I don't believe there is any consumer-off-the-shelf (COTS) product available that could perform this function, so if PATSEA wants this function in order to have to avoid installing a switch, he might have to hire someone to design and build it for him. I would expect that such a service won't come cheaply, so a new question then becomes: how much is a TIME-OUT function to control a USB charging output worth?

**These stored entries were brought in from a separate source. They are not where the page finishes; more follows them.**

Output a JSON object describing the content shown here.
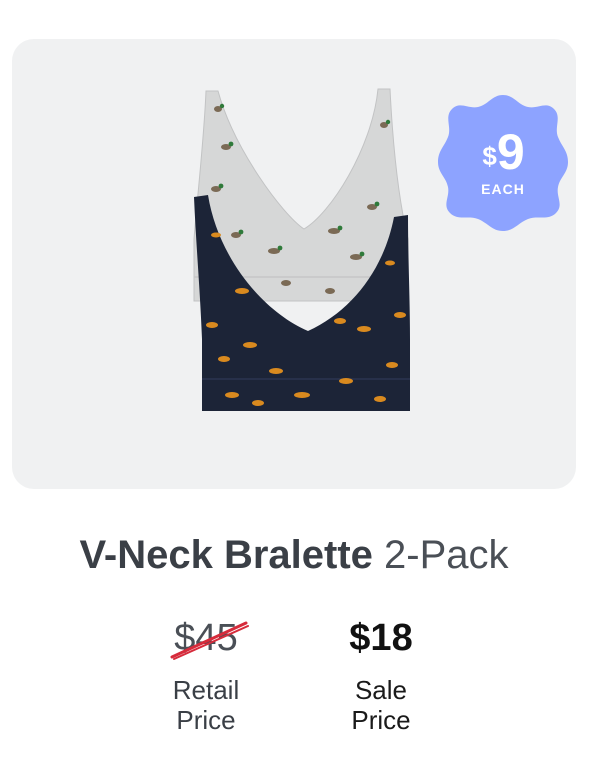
{
  "badge": {
    "currency": "$",
    "amount": "9",
    "label": "EACH",
    "color": "#8da3ff"
  },
  "product": {
    "name": "V-Neck Bralette",
    "pack": "2-Pack",
    "image_alt_items": [
      "duck-print-bralette-gray",
      "fox-print-bralette-navy"
    ]
  },
  "pricing": {
    "retail_value": "$45",
    "retail_label_line1": "Retail",
    "retail_label_line2": "Price",
    "sale_value": "$18",
    "sale_label_line1": "Sale",
    "sale_label_line2": "Price",
    "strike_color": "#d62b3b"
  },
  "colors": {
    "panel_bg": "#f0f1f2",
    "gray_bralette": "#d7d8d8",
    "navy_bralette": "#1d2538",
    "fox_print": "#d98a1f",
    "duck_head": "#2f7a3a"
  }
}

Here is a possible hint for a simpler method: on most boats with outboard engines, the operator will stop the engine from running when the boat is no longer in use. Since it seems quite normal for the operator to shut off the engine, if the USB circuit is powered from a circuit controlled by the outboard engine ignition switch, then the USB circuit would become shut off at the same time the outboard engine is shut off. This might be a workable arrangement for controlling the power to a USB outlet.

Re: Adding USB outlet

Posted: Wed Jun 05, 2019 5:03 am
by B.E.Coyote
A disadvantage to having an always-on LED voltmeter on the dash is their brightness can be annoying at night. They are brighter than you might think. On my recent installation I put in a switch for the LED voltmeter.

Re: Adding USB outlet

Posted: Wed Jun 05, 2019 12:15 pm
by jimh
Adding a switch to cut off the power to an LED voltmeter is a good solution to prevent the voltmeter from running continuously and discharging the battery, but in this discussion the originator makes clear he eschews this approach and wants something different.

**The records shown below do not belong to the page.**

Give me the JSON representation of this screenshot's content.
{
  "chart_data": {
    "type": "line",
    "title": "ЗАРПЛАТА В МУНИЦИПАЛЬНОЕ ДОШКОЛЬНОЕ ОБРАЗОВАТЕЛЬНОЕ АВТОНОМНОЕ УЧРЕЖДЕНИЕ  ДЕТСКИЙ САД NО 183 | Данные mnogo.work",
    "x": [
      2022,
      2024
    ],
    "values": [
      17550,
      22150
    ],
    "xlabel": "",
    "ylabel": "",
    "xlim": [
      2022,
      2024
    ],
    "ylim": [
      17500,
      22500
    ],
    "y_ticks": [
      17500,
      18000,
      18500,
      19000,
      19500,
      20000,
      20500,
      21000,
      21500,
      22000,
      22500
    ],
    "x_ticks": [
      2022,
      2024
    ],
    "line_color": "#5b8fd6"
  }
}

The originator of the discussion appears to want the LED voltmeter to be somewhat self-aware and to automatically shut itself off, but the originator does not explain the basis that the LED voltmeter will use to determine when it should shut itself off. I suggested a method in which TIME would be the basis for the self-aware LED voltmeter to shut itself off, but that suggestion did not elicit any comments from the originator of the discussion.

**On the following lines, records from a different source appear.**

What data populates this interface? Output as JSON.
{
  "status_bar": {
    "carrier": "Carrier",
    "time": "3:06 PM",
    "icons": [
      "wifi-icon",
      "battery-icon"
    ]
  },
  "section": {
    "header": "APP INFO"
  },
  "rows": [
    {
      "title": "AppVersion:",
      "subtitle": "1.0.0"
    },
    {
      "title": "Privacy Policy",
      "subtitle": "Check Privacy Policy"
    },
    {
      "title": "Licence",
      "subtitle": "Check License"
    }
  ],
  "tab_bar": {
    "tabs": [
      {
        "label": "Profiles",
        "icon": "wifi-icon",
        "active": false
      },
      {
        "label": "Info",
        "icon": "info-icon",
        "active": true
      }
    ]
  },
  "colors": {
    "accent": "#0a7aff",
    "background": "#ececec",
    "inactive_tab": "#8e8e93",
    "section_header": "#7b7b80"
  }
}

Suggestions that some sort of means for the operator to shut off the LED voltmeter seem to violate the fundamental requirement that shutting off the LED voltmeter NOT be accomplished by some action on the part of the operator. I believe that the LED voltmeter must be able to shut itself off if the solution is to fit the requirements posed in the initial question.

Re: Adding USB outlet

Posted: Fri Jun 07, 2019 9:57 pm
by MarkCz
I thought I would add some information regarding the concern about running the battery down if he left the voltmeter on. My daughter had a 2005 Honda Accord that had a radio that was causing the battery to run down overnight when the car was sitting. WE disconnected the radio but she hated going without music. A new radio was crazy expensive $700 plus installation. We nded up adding an after market unit called a "priority start". This automated sensing switch gets installed between the battery Pos terminal and the the house wiring. When the unit senses a load is draining the battery it will shut off power to the car when the voltage gets below a certain value. When you get in the car everything seems dead but by turning on the lights or pumping the breaks to turn the lights the switch opens back up allowing you to start the car. It worked great for her car and they even make one for marine applications. I would not use one of these if the boat was wet slipped and depended on a bilge pump but for other applications it does provide some assurnace you can start the vehicle or boat.